また、実は年間に100件ほどジム開設のお申し出をいただいています。現在は宴会場をクローズしていますが、来るインバウンド復興の際に、宴会場とジムのどちらが求められているか等も踏まえて設備投資を検討しているところです。
加えて、元々スタッフに対して「短期成長できるホテル」というメリットを感じてもらうためにマルチタスク化にも取り組んでいたので、その点は一層推進がなされ、コストセーブのメリットも生んでいると言えます。
友岡 現在、県民割等は自治体レベルで発出できるようになっていますが、今後ワクチン接種が進んだら年齢別で制限を解除できるようなステージになるのではと考えています。そうなったら世代別にGo To トラベルキャンペーンを再開するなど、まずは短期ベースでも収入に繋がるような施策を作ってもらえると有難いですね。
インバウンド需要が戻らない限り平日の予約はなかなか伸びず、日曜から金曜の稼働をどうしていくかが課題なので、休み方改革も然り、国内旅行需要を平準化させるような、大きな目線での施策にも期待したいです。

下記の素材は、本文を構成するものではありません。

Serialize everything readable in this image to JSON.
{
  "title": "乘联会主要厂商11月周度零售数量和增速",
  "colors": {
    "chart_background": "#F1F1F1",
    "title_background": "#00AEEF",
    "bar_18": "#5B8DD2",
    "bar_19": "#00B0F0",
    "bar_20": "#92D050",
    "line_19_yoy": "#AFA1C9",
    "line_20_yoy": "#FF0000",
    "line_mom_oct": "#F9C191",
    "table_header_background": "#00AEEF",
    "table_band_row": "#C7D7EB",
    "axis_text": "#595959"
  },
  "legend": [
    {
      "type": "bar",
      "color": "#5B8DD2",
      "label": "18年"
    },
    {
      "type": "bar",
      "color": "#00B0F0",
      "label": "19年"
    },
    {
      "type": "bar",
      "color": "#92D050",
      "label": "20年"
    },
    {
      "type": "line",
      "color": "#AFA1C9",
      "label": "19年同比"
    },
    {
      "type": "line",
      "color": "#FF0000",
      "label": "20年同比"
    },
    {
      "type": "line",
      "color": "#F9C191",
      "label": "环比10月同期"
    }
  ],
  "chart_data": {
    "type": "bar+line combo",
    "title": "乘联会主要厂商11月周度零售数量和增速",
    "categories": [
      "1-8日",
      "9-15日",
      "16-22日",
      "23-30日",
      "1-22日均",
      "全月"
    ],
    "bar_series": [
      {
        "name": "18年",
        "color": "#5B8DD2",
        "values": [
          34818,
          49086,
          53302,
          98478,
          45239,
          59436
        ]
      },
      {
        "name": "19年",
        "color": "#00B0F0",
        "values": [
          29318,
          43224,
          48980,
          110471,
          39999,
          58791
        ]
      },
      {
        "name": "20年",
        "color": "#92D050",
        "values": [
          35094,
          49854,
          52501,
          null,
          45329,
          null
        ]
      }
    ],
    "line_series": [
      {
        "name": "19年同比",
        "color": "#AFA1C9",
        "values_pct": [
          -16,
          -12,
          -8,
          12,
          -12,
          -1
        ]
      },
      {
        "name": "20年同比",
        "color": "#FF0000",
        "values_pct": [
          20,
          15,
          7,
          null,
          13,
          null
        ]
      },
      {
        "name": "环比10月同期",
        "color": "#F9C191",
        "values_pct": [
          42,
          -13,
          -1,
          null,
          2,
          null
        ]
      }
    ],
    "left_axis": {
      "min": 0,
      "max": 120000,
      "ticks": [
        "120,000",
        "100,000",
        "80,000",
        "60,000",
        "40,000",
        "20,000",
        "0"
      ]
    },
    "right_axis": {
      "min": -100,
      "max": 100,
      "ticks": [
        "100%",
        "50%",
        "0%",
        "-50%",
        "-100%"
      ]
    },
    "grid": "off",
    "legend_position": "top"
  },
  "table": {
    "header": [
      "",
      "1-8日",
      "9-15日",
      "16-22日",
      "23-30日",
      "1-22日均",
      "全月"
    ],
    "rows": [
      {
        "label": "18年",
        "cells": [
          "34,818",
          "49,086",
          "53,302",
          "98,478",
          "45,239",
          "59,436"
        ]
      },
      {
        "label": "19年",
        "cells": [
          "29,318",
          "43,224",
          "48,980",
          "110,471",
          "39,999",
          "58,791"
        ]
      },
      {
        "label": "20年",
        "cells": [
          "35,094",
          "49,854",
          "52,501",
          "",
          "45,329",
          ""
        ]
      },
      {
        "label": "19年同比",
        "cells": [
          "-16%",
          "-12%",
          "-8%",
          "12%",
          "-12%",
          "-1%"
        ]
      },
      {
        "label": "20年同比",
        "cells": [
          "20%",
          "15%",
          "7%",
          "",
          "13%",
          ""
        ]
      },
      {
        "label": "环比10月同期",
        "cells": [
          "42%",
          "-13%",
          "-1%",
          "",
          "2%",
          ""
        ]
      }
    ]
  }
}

これは販売価格の偏りも解消し、エコロジーや省エネ、また雇用の安定という観点でも意義があるのではないかと考えています。今後10年単位で新たなパンデミックが発生する可能性は否めませんので、その際には経済や人の動きを計画的に止めて計画的に動かすということがよりスムーズに行われてほしいと願っています。
友岡 当ホテルを運営するUDS株式会社では、企画・設計・運営の3つの部門が連携して施設を手がけるのが強みです。設計事業ではオランダの100%再生プラスチック由来&再リサイクル可能パネルの取り扱い・提案を始めていますし、ホテルの運営としても再生エネルギーの採用などを検討しています。
また、京都の作家さんを支える取り組みとして、客室に作品を展示したり室内備品として利用できるようにしています。海外のお客様が客室の作品を気に入り、実際に工房へ足を運んで作家さんから直接商品を購入されるという循環も生まれています。会社として大切にしてる理念に「デザイン性、事業性、社会的意義、この3つを満たす仕組みづくり」というものがあり、それに基づいて施設ごとにフットワーク軽くさまざまな取り組みを行っています。
友岡 「旅行に来てください」と大声で言える状況ではありませんが、営業し続けているということが1つのメッセージになるのではないでしょうか。
コロナ禍中でも、本質的なことは何も変わっていないと考えています。先行きが見えない中で何を実行するかという判断は難しいものの、「考え続ける」ことはコロナ禍があろうがなかろうがしていたことですし、1ホテルとして目の前のお客様に対して何ができるか真摯に向き合い続ける姿勢も変わらない、というのがスタッフに対して伝え続けているメッセージです。